Nor will you have to make decisions about what to read. Starbucks will help you. Anthropologie will help you. Feeling old? Losing your edge? Clothing retailer Martin & Osa is creating a "reading list" of "things that aren't mainstream, more unusual, more unique." Dress cool, read cool. Spend lots.

I have an alternate story to offer:

You are an intelligent person. You enjoy reading, maybe even love it. You know what you like and why, but are confident enough to venture into unknown territory--the occasional mystery, that new Stephen King nobody can agree on. Your bedside table belonged to your grandmother. It came from the extremely unglamorous JC Penney, but it has immeasurable emotional value to you. Incidentally, it's a pretty nice piece of furniture.

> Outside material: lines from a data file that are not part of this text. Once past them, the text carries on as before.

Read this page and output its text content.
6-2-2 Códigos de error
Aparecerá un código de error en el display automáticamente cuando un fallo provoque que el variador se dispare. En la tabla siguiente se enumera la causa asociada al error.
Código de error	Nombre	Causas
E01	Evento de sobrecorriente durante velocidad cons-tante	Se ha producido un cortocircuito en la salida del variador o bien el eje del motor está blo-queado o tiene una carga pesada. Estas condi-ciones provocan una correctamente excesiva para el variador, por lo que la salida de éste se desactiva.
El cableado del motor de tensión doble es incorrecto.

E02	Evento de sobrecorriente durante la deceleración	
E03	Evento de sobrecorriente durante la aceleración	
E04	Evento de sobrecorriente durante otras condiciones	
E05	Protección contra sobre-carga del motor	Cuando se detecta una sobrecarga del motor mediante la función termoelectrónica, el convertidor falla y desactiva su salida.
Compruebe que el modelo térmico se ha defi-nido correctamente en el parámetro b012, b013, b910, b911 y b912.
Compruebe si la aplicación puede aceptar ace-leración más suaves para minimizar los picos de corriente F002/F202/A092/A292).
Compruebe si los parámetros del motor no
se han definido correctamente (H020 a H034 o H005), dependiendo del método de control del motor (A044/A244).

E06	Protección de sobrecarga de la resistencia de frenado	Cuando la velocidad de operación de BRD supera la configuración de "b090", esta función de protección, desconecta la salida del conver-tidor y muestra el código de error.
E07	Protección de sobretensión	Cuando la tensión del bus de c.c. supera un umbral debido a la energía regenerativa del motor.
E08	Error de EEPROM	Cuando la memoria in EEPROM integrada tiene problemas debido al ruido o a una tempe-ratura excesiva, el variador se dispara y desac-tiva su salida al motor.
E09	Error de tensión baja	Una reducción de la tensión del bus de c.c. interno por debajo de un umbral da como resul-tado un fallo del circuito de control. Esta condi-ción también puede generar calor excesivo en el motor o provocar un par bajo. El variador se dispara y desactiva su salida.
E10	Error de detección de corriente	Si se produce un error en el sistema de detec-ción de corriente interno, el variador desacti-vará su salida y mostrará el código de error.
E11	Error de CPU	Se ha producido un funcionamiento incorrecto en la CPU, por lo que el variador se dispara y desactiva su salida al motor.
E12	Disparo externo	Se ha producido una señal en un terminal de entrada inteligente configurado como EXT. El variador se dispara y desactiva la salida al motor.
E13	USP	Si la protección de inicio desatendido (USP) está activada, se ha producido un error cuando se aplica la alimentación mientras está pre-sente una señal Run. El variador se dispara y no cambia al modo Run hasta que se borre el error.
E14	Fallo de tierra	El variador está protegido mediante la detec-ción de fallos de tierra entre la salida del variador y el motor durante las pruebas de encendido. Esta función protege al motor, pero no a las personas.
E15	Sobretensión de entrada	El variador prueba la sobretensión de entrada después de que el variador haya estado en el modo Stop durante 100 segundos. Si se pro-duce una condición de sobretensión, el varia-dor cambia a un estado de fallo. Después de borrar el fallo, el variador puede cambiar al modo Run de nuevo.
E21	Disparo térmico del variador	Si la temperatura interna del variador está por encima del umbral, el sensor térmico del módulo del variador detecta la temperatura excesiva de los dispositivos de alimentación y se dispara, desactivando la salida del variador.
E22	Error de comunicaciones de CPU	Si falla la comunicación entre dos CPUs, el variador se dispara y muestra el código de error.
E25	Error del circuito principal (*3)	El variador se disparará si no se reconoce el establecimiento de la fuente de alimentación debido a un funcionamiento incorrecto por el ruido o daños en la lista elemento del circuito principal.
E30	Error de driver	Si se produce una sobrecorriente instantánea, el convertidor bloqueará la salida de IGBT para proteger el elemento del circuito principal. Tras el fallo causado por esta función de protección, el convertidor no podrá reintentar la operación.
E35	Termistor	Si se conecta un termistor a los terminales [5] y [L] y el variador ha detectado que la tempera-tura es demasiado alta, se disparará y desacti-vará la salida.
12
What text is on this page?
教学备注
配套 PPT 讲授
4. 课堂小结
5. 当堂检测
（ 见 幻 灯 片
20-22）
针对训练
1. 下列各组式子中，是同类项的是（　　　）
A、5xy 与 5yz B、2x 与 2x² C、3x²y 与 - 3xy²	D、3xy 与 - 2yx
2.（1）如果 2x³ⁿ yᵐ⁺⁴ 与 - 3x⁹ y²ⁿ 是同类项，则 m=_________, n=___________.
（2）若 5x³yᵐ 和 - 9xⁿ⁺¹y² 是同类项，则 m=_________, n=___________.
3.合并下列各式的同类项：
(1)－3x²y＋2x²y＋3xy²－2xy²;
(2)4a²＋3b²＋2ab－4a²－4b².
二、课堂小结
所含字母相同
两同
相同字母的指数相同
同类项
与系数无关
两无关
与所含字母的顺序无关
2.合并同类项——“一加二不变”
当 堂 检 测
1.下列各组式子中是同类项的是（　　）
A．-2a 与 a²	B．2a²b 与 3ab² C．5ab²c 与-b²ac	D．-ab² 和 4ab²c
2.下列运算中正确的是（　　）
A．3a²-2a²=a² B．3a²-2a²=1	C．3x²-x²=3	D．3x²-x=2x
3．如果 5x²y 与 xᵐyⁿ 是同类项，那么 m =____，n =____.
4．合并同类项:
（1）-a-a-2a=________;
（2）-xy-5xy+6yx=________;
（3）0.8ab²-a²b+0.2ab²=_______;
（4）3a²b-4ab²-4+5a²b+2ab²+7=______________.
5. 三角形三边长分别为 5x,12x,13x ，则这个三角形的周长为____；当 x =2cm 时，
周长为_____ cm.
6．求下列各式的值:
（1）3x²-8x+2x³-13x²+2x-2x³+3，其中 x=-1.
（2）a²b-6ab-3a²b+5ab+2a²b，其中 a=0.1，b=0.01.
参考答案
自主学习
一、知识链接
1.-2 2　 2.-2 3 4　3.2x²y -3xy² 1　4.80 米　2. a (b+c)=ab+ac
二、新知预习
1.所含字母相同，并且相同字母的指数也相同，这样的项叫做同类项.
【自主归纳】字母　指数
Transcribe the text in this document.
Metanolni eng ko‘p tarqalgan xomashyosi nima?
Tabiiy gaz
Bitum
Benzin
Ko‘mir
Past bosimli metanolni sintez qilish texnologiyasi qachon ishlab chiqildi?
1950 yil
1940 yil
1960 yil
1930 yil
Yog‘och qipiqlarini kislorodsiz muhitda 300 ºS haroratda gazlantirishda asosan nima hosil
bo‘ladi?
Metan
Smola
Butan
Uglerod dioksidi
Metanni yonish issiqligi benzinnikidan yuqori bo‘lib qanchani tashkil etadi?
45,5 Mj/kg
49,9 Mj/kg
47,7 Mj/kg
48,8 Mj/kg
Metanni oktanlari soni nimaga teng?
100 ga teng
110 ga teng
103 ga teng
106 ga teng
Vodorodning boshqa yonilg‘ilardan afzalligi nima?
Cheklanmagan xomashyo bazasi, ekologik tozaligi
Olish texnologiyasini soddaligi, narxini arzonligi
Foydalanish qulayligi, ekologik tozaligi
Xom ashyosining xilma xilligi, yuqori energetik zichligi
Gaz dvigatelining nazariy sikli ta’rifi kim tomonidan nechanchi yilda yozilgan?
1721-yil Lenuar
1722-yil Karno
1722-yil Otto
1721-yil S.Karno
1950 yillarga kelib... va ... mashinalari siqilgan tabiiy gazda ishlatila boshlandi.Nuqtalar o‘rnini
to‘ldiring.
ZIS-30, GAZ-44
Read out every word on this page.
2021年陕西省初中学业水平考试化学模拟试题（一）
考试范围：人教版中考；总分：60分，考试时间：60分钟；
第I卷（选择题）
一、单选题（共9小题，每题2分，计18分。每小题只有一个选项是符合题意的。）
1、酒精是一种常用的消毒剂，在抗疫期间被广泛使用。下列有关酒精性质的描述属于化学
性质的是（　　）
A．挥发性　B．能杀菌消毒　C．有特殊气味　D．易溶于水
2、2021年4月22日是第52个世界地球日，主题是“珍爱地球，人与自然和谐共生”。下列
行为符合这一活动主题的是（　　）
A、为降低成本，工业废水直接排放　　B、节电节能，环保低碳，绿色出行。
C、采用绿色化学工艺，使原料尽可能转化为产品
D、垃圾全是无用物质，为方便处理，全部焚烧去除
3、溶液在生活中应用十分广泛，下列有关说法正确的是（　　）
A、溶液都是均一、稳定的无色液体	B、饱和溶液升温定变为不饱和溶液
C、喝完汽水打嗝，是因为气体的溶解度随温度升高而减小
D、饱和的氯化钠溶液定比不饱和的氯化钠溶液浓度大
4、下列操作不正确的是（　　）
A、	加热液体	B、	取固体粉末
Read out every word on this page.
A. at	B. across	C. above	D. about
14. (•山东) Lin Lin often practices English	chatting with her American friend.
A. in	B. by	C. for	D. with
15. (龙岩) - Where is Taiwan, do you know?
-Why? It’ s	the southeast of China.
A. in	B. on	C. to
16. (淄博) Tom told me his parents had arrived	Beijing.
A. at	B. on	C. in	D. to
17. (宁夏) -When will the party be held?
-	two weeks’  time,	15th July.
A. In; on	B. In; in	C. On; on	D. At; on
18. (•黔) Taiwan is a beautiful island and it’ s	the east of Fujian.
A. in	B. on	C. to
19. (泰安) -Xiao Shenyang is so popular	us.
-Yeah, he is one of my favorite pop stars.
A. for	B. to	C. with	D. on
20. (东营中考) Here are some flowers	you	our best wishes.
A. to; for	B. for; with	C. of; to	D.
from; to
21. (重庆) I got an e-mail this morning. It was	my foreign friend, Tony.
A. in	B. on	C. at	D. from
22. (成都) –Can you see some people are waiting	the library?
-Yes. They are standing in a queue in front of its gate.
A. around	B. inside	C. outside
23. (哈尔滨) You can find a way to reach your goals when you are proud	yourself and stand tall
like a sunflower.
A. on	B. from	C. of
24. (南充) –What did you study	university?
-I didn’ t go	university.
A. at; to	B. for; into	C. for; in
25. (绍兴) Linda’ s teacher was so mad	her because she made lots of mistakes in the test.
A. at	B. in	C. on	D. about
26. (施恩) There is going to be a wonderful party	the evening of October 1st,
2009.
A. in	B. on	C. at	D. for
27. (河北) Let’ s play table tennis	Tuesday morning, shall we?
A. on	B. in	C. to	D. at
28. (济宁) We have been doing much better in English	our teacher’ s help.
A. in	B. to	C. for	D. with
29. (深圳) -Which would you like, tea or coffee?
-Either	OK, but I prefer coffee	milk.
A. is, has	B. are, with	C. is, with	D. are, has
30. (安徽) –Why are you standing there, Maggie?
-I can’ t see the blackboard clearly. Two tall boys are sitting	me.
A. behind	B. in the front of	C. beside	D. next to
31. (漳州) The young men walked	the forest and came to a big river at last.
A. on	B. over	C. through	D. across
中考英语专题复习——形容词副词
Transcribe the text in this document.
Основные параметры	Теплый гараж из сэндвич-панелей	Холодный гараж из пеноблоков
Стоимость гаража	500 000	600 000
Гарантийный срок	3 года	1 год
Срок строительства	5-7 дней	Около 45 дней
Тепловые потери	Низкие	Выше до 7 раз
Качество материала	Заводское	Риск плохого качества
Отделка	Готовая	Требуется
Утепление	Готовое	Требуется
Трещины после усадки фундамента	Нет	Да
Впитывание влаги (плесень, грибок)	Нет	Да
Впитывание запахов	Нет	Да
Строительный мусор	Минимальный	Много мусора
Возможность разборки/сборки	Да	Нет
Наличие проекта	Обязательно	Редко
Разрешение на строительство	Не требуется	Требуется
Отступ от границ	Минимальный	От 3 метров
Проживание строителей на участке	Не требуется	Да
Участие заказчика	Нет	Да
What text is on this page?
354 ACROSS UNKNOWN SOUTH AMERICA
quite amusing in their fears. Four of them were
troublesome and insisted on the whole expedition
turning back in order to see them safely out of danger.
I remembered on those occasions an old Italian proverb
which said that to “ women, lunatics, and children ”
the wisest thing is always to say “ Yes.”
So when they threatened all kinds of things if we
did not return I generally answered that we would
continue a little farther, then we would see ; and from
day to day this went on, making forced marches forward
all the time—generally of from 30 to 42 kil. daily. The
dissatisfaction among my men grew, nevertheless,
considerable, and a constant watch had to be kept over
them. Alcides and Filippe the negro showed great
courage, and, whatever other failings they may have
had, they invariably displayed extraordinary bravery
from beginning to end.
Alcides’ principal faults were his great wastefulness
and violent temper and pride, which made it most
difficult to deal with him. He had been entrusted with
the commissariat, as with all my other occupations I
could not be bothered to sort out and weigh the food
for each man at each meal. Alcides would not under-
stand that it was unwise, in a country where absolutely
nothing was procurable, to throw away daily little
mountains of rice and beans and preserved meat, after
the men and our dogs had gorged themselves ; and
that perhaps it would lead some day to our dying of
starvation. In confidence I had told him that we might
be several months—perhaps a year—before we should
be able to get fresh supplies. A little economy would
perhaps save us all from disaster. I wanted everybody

You have never set foot in Anthropologie, and the very thought of all those fake vintage doorknobs at Restoration Hardware is enough to send you running for the valium. Instead, you haunt used bookshops, spending too much time and money amidst the dusty stacks. You consider this activity akin to treasure hunting.

The smell of used bookshops makes you happy. Finding unusual editions--unedited galleys, European releases, elusive translations from the French--makes you even happier. You will take these home and pile them upon your already overburdened JC Penney nightstand.

You will not wonder whether or not the books "complete the story" your bedroom furnishings tell. You'll be too busy. Reading.